The other thing I noticed after so much time pouring over the lives of dead authors: some of the most conventionally accomplished lives, in which people were lauded as geniuses in their own time with the awards and faculty appointments to show for it, were the most colorless reads later. T.S. Eliot spent 40 dutiful years as a respected editor and a prolific poet and critic; Robert Frost has an honor roll of honorary degrees and awards. Reviewing their histories now feels like reading a book whose ending you already know. Tennessee Williams, on the other hand, with his plays and love affairs and spectacular drug- and alcohol-fueled collapses following failed plays or love affairs, leaves a record as flawed, complicated, and painfully human as any of his own characters.
The Hamilton line is true, of course: You have no control who lives, who dies, who tells your story. But the unspoken coda is that it is impossible to know what, exactly, your own story is. No day or year is representative of a life.
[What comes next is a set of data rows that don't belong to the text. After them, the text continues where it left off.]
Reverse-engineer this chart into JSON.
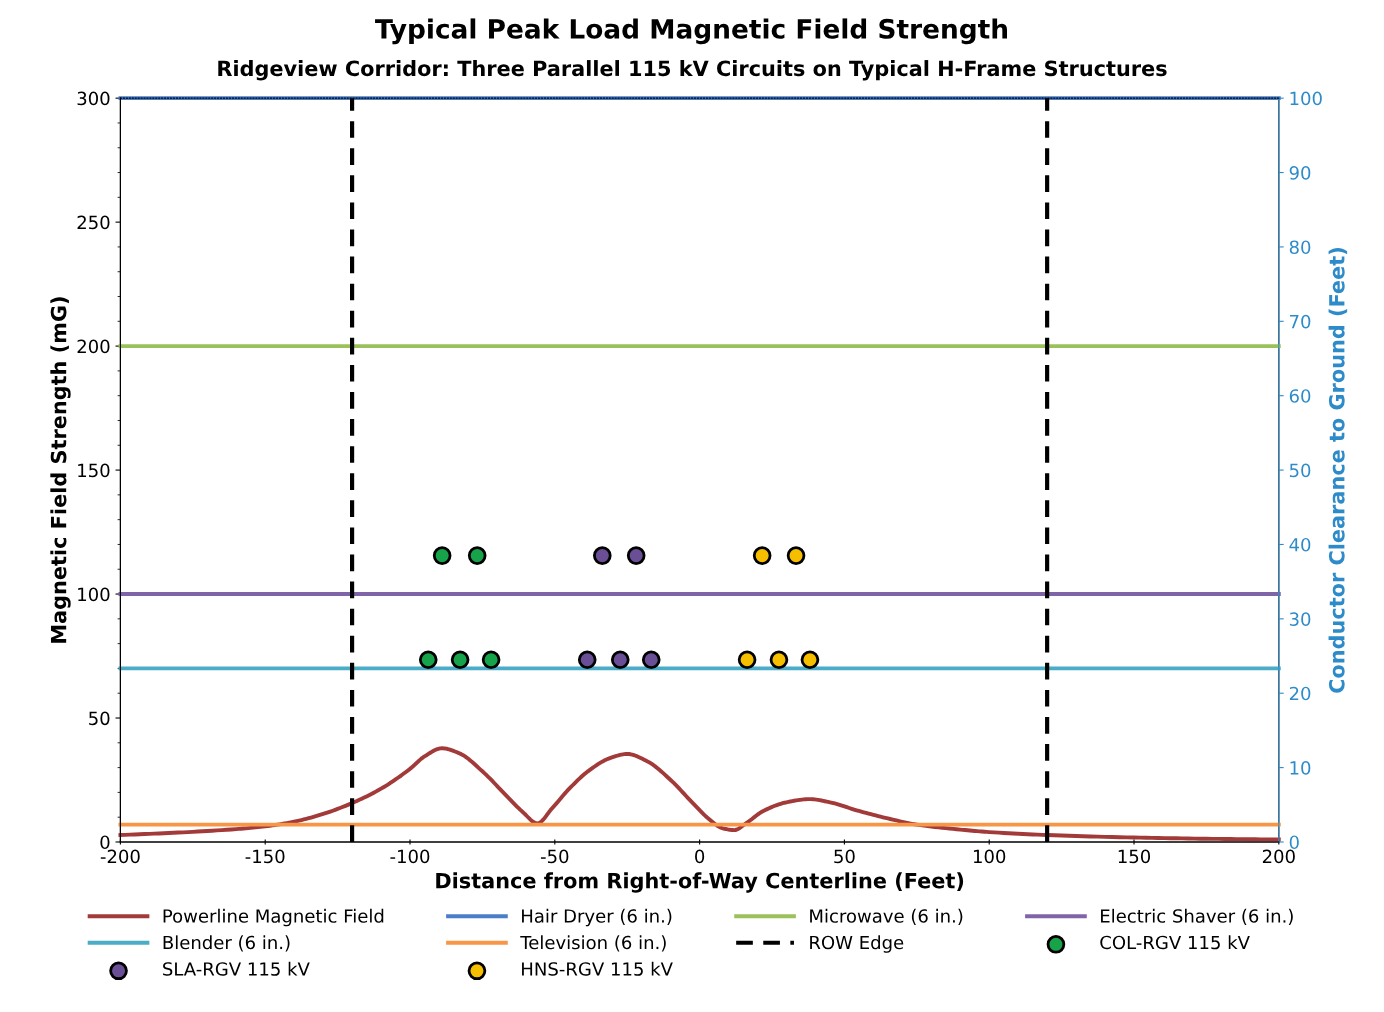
{
  "chart_data": {
    "type": "line",
    "title": "Typical Peak Load Magnetic Field Strength",
    "subtitle": "Ridgeview Corridor: Three Parallel 115 kV Circuits on Typical H-Frame Structures",
    "xlabel": "Distance from Right-of-Way Centerline (Feet)",
    "ylabel": "Magnetic Field Strength (mG)",
    "y2label": "Conductor Clearance to Ground (Feet)",
    "xlim": [
      -200,
      200
    ],
    "xticks": [
      -200,
      -150,
      -100,
      -50,
      0,
      50,
      100,
      150,
      200
    ],
    "ylim": [
      0,
      300
    ],
    "yticks": [
      0,
      50,
      100,
      150,
      200,
      250,
      300
    ],
    "y2lim": [
      0,
      100
    ],
    "y2ticks": [
      0,
      10,
      20,
      30,
      40,
      50,
      60,
      70,
      80,
      90,
      100
    ],
    "grid": false,
    "legend": "bottom",
    "series": [
      {
        "name": "Powerline Magnetic Field",
        "color": "#a33a3a",
        "x": [
          -200,
          -180,
          -160,
          -150,
          -140,
          -130,
          -120,
          -110,
          -100,
          -95,
          -89,
          -83,
          -75,
          -67,
          -61,
          -56,
          -51,
          -45,
          -38,
          -31,
          -25,
          -18,
          -10,
          -3,
          3,
          8,
          12,
          16,
          22,
          30,
          38,
          45,
          55,
          65,
          75,
          90,
          100,
          120,
          150,
          175,
          200
        ],
        "values": [
          2.8,
          3.8,
          5.2,
          6.3,
          8.2,
          11.3,
          15.7,
          21.5,
          29.5,
          34.5,
          37.8,
          35.8,
          28.5,
          19,
          12,
          7.5,
          13.5,
          21.5,
          29,
          33.8,
          35.5,
          32.5,
          25,
          16.5,
          9.5,
          5.5,
          4.8,
          7.5,
          12.5,
          16,
          17.3,
          16,
          12.5,
          9.5,
          7,
          5,
          4,
          2.8,
          1.8,
          1.3,
          1.0
        ]
      },
      {
        "name": "Hair Dryer (6 in.)",
        "color": "#4a7ec8",
        "x": [
          -200,
          200
        ],
        "values": [
          300,
          300
        ]
      },
      {
        "name": "Microwave (6 in.)",
        "color": "#9bc25a",
        "x": [
          -200,
          200
        ],
        "values": [
          200,
          200
        ]
      },
      {
        "name": "Electric Shaver (6 in.)",
        "color": "#8064a8",
        "x": [
          -200,
          200
        ],
        "values": [
          100,
          100
        ]
      },
      {
        "name": "Blender (6 in.)",
        "color": "#4aacc6",
        "x": [
          -200,
          200
        ],
        "values": [
          70,
          70
        ]
      },
      {
        "name": "Television (6 in.)",
        "color": "#f79646",
        "x": [
          -200,
          200
        ],
        "values": [
          7,
          7
        ]
      },
      {
        "name": "ROW Edge",
        "color": "#000000",
        "line_style": "dashed",
        "x": [
          -120,
          -120,
          0,
          120,
          120
        ],
        "values": [
          0,
          300,
          null,
          0,
          300
        ]
      },
      {
        "name": "COL-RGV 115 kV",
        "type": "scatter",
        "axis": "y2",
        "color": "#17a34a",
        "marker": "circle",
        "x": [
          -93.7,
          -82.7,
          -72.0,
          -88.9,
          -76.8
        ],
        "values": [
          24.5,
          24.5,
          24.5,
          38.5,
          38.5
        ]
      },
      {
        "name": "SLA-RGV 115 kV",
        "type": "scatter",
        "axis": "y2",
        "color": "#6a4f96",
        "marker": "circle",
        "x": [
          -38.8,
          -27.4,
          -16.7,
          -33.6,
          -21.9
        ],
        "values": [
          24.5,
          24.5,
          24.5,
          38.5,
          38.5
        ]
      },
      {
        "name": "HNS-RGV 115 kV",
        "type": "scatter",
        "axis": "y2",
        "color": "#f5bf00",
        "marker": "circle",
        "x": [
          16.4,
          27.4,
          38.1,
          21.6,
          33.3
        ],
        "values": [
          24.5,
          24.5,
          24.5,
          38.5,
          38.5
        ]
      }
    ]
  }
}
There is no way to know where on your own timeline your pin now is dropped, or how significant this current place will be in the final written account.
The most engaging lives have contrast. They have valleys to offset the grandeur of their peaks, and sometimes it’s not apparent until the end where the high and low points are. “O time, thou must untangle this, not I. It is too hard a knot for me to untie!” Viola says in Twelfth Night (written by William Shakespeare, dead at 52, unknown illness, leaving behind him 37 plays and bequeathing his wife a second-best bed). We are messy, knotted works in progress. Leave the untangling to those who come later, and focus on living now.